Despite some wobbles and scares down the stretch, Matsuyama made history Sunday with a one-shot victory at the Masters, becoming the first Japanese player to win the storied tournament — and the first of his countrymen to win any major championship, for that matter. Japanese women have won two majors.

“Hopefully I'll be a pioneer in this and many other Japanese will follow,” said Matsuyama, 29, speaking through interpreter Bob Hunter. “I'm glad to be able to open the floodgates hopefully, and many more will follow me.”

With newcomer Will Zalatoris two shots back and keeping warm on the driving range in case of a playoff, Matsuyama did just enough to hang onto his dwindling lead. He hit his approach into the greenside bunker on 18, blasted out, and two-putted for bogey. History was his.

“It's thrilling to think that there are a lot of youngsters in Japan watching today,” said Matsuyama, who set up his Sunday with a spectacular surge at the end of his Saturday round when he was six under over the final eight holes. “Hopefully in five, ten years, when they get a little older, hopefully some of them will be competing on the world stage.”

His composure was put to the test, as was the four-shot lead he had to start the day. He bogeyed the first hole, yet regained his footing with birdies at 2, 8 and 9. But the second nine was a different story, as he had bogeys on four of the final seven holes.

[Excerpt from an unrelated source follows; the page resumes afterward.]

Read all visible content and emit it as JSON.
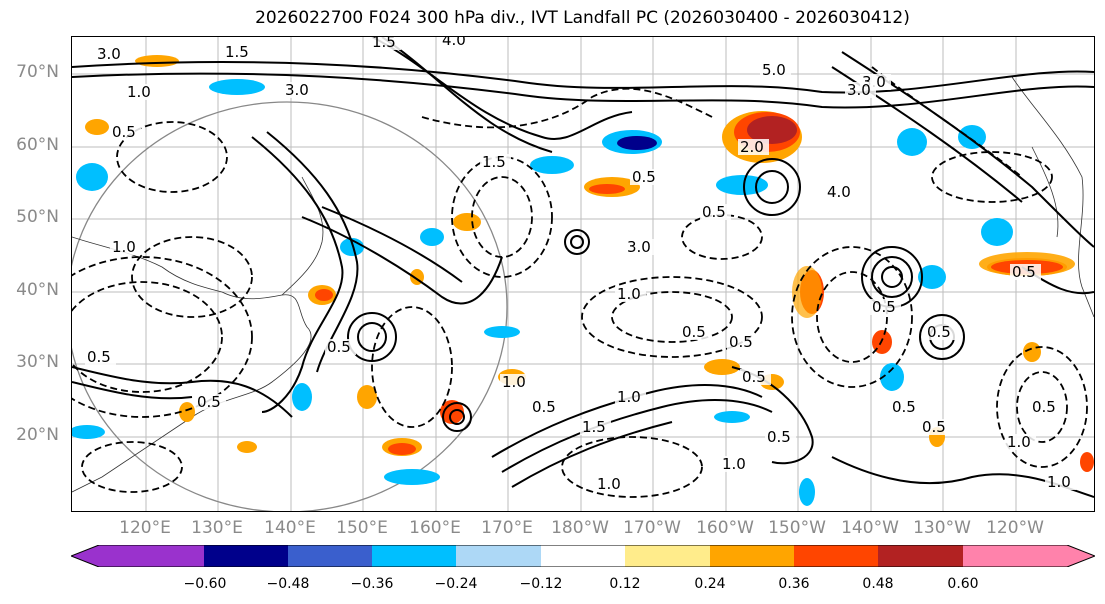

Ramping up the drama was that he was paired with San Diego’s Xander Schauffele, who is ripe to win a major. He has finished in the top 10 in seven of his 14 majors, and in the top five in five of those. It felt like the tide was turning when Schauffele tore off four consecutive birdies on holes 12 through 15.

Matsuyama felt compelled to go for it in two on the par-five 15th, but his approach with a scorched four iron came in low and hot, sailed over the green, and rolled into the water behind it.

“It was a four-stroke lead, and I felt I needed to birdie 15 because I knew Xander would definitely be birdieing or maybe even eagling,” Matsuyama said. Instead, he had to scramble to bogey the hole, Schauffele birdied, and it was down to two strokes.

Then came Schauffele’s meltdown. His tee shot on the par-three 16th bounced back into the water, and after taking a drop, he hit his next shot over the green and into the gallery. He wound up with his first triple bogey in a major.

Schauffele didn’t lament going for the dangerous pin in the upper-left corner on 16 instead of hitting to the fatter, safer part of the green.

“I was in full chase mode,” he said. “so I have no regrets from that aspect.”

This day, and in fact the whole weekend, belonged to Matsuyama. It was his first tour victory since winning three times in 2017, and he became the seventh player to win both low amateur in the Masters (2011) and a green jacket.

Hunter, his longtime interpreter, saw the competitive fire in him early.

That glimpse came at the 2013 U.S. Open at Merion, west of Philadelphia, and it had been an arduous week with long shuttle rides and foul weather. Matsuyama had an excellent final round, shooting a 67 to finish his first U.S. Open tied for 10th.

“He got on the shuttle, went to the locker room, cleaned out the locker and started walking to the parking lot, and the practice range was right over by the parking lot,” Hunter recalled. “He said, 'I think I want to hit some balls.’ For the next hour, he gathered as many balls as he could that were left over from the range, hit balls and chipped.

“I knew then that this is somebody special. He had that passion. It was already an endless day. I asked him, 'aren't you tired?’ And he said, 'Bob, they have this beautiful practice range. I can't let it go to waste.’”

Hunter, 68, who learned Japanese while on his Mormon mission to the country in the early 1970s, was a golfer at Waseda University in Tokyo. His calm, measured and soft-spoken demeanor mirrors that of Matsuyama.

“I'm not a translator,” he said. “I can translate word-for-word, [but] I'm an interpreter, so I hear what he's saying and then try to say it in a way that somebody who's an American or speaks English would say the same feeling. Sometimes my words don't match up exactly. But I try to express what he would say if he spoke English.

“It’s more processing it from here,” he said, patting his chest, “rather than here,” tapping his temple.

The head and the heart. In this, the greatest performance of his life, Matsuyama relied on both.